Angesichts von Ghlams Hintergrund und der auffälligen Wahl des Zeitpunkts, an dem die Regierung seine Verhaftung bekanntgegeben hat, wirft seine Festnahme mehr Fragen über die politischen Hintergründe der Angelegenheit auf, als sie beantwortet. Genau wie Mohamed Merah, der 2012 in Toulouse mehrere Schießereien verübt hatte, und die Kouachi-Brüder, die im Januar den Anschlag auf Charlie Hebdo verübt hatten, stand der Verdächtige auch hier unter polizeilicher Beobachtung und hatte scheinbar Beziehungen zu islamistischen Organisationen in Syrien, die von Teilen des Staates unterstützt werden.

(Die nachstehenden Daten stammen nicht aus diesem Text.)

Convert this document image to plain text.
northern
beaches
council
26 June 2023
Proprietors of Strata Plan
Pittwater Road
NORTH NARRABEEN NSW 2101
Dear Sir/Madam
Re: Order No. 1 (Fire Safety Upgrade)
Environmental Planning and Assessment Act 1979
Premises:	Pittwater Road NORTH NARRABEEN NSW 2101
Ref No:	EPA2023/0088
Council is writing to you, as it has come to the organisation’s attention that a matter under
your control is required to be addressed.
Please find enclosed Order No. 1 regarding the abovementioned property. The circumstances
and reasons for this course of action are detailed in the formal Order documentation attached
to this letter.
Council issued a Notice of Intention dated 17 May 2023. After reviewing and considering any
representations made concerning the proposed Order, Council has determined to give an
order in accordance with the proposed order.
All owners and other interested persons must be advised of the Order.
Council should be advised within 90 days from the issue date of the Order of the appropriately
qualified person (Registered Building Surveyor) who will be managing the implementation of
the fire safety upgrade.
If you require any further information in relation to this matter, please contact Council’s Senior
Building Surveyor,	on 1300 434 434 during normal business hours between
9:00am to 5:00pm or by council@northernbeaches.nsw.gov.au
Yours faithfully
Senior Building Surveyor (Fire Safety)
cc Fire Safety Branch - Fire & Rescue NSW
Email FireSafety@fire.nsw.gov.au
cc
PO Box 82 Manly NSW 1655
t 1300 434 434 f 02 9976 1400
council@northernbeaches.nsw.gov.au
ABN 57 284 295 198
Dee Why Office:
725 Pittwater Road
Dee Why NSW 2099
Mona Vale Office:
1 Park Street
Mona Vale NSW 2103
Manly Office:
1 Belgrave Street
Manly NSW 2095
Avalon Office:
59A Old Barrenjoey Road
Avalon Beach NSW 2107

Noch bevor der Fall öffentlich untersucht wurde, wird seine Verhaftung benutzt, um Angriffe auf demokratische Rechte und noch mehr Befugnisse für die Geheimdienste zu rechtfertigen.

Die Sozialistische Partei (PS) nutzt die Verhaftung aus, um das umstrittene Überwachungsgesetz durchzusetzen, über das momentan im Parlament debattiert wird. Das Gesetz soll unter dem Deckmantel des Kampfs gegen den Terrorismus massive elektronische Überwachung und Datensammlungen legalisieren.

„Wir müssen die Fähigkeiten unserer Geheimdienste stetig ausbauen“, erklärte der französische Präsident Francois Hollande als Reaktion auf Ghlams Verhaftung und betonte, dies sei der Zweck des geplanten Überwachungsgesetzes.

Mit den neuen Überwachungsmaßnahmen erhalten die Geheimdienste umfassende Befugnisse, Telefon- und Internetdaten von Telefonanbietern und Internetprovidern zu sammeln. Sie ermöglichen den Behörden, die digitalen und mobilen Kommunikationen von jedem zu überwachen, der ins Visier von Antiterror-Ermittlungen gerät, ohne vorher die Erlaubnis eines Richters beantragen zu müssen.

Der Gesetzentwurf wurde zwar von Menschenrechtsorganisationen und sogar von Teilen des politischen Establishments kritisiert, doch laut Les Echos hoffen Präsident Hollande und Premierminister Valls, dass diese Kritik bis zur offiziellen Abstimmung am 5. Mai verstummt sein wird.